Why, then, is New York state canceling public meetings where the new standards were to be addressed by John King, state education commissioner?
According to King’s office, the meetings have been canceled because of “disruptions caused by the special interests.”
You see, there are a separate batch of criticisms about Common?Core standards that have little to do with the actual education of students. The laundry list of issues includes privacy concerns relating to who has access to information gathered from students and an argument that Common Core violates the 10th Amendment to the Constitution, violates a federal law that prohibits federal control of education, is in violation of the New York state constitution and violates state education law.
“I was looking forward to engaging in a dialogue with parents across the state. I was eagerly anticipating answering questions from parents about the Common Core and other reforms we’re moving ahead with in New York state. Unfortunately, the forums sponsored by the New York State PTA have been co-opted by special interests whose stated goal is to ‘dominate’ the questions and manipulate the forum,” King wrote in a statement posted on the state Education Department website.

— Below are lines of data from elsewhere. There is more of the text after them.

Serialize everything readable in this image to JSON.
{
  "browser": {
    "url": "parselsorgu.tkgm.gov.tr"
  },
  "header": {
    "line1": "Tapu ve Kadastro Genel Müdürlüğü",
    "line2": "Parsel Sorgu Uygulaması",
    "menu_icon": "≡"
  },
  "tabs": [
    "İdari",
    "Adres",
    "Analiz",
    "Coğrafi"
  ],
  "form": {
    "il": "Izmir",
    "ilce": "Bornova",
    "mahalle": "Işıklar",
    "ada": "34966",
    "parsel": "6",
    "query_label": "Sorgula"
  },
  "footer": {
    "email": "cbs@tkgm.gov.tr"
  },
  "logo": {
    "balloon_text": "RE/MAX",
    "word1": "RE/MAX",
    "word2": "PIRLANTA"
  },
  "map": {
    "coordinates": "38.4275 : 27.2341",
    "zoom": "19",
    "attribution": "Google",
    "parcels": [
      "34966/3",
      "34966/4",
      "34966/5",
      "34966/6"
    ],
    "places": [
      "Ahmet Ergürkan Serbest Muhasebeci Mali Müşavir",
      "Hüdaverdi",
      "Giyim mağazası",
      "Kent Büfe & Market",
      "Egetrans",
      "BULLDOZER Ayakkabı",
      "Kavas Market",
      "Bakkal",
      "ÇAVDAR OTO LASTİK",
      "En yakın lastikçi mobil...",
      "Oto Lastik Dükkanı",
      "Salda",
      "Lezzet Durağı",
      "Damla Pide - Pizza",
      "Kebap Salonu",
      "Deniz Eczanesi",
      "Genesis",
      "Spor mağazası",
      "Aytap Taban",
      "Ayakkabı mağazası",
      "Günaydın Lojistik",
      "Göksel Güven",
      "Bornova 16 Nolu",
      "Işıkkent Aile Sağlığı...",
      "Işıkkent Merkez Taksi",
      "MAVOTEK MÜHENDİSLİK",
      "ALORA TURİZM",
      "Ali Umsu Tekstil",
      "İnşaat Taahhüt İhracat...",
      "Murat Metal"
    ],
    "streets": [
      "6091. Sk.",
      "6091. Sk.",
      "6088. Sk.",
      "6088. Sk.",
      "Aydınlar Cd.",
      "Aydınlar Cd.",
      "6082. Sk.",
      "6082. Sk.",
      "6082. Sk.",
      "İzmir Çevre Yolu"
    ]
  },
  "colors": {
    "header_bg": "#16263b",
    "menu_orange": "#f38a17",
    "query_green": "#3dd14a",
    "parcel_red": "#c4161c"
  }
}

Taxpayers and concerned citizens deserve to have some answers. Quelling debate and discussion moves New York no further toward its end goal of providing the best education possible for all of its children.
Yes, speakers should be more civil than they were at Spackenkill, but King must realize it’s time to listen to the very real questions and concerns many parents have regarding Common Core.
State Sen. Cecilia Tkaczyk, Assemblyman Angelo?Santabarbara and Assemblyman Marc Butler issued statements indicating King should still conduct the meetings.
Not only should King resume the scheduled PTA town hall meetings – which included visits to Clifton?Park and New Hartford – he should hold more meetings throughout the state.
However, those interested in shouting at King need to restrain themselves and let the state answer the questions so we can all have the facts in order to make an educated decision about the Common Core standards.